Le « gratte-ciel en bois »  a été proposé, lundi 1er juin, à la municipalité parisienne, dans le cadre de l'appel à projets "Réinventons Paris"

© MGA/ DVVD/ REI – Le « gratte-ciel en bois » a été proposé, lundi 1er juin, à la municipalité parisienne, dans le cadre de l’appel à projets « Réinventer Paris ».

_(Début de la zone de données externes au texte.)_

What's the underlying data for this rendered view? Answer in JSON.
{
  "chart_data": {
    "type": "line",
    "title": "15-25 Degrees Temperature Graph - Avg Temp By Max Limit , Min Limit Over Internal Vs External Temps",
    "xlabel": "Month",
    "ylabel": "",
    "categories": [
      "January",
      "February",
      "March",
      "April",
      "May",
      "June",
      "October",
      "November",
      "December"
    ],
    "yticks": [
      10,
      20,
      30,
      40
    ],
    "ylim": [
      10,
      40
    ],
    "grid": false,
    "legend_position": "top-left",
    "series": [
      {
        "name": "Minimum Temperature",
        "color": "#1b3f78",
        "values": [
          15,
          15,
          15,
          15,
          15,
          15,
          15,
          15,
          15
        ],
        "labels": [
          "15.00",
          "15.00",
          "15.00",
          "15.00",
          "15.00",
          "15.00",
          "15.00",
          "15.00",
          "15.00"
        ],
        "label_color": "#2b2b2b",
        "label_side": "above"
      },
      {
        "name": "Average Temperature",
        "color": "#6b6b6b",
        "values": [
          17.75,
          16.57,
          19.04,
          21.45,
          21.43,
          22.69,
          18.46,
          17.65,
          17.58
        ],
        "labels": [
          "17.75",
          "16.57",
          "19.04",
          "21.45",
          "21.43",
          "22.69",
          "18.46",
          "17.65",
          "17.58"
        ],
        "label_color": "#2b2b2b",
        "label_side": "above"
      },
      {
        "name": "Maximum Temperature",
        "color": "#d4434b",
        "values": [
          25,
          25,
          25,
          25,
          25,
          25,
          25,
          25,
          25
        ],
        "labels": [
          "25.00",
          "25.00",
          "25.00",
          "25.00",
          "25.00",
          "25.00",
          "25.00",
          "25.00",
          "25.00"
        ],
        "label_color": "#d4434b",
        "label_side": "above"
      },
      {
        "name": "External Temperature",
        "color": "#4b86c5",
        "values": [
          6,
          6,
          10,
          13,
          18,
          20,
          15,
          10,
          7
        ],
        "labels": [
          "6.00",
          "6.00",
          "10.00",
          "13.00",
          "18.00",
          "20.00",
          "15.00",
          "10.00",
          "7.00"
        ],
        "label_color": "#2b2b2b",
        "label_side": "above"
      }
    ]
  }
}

L’architecte canadien Michael Green prophétise la venue des gratte-ciel en bois depuis plusieurs années. Mais selon lui, pour que des tours en bois se mettent à pousser aux quatre coins du globe, il faut un « effet Tour Eiffel ». Tout comme la construction à Paris d’un édifice de plus de 300 m en acier a libéré, de l’autre côté de l’Atlantique, les maîtres d’ouvrage et fait émerger la construction de gratte-ciel en acier; une tour en bois de plus de 30 étages dans la Ville Lumière briserait les verrous qui conduisent à cantonner aujourd’hui le bois aux constructions de quelques étages.

A ce jour, les réalisations de l’architecte canadien sont loin de titiller les nuages. Les bâtiments qu’il a réalisés ne dépassent pas les 10 étages. Mais selon lui, avec les panneaux en lamellé-collé, le bois constitue  un matériau aussi adapté à la construction de tours que l’acier et le béton. Et pour Michael  Green, il est même le seul à pouvoir concilier l’explosion de demande de logements neufs dans le monde et la lutte contre le réchauffement climatique.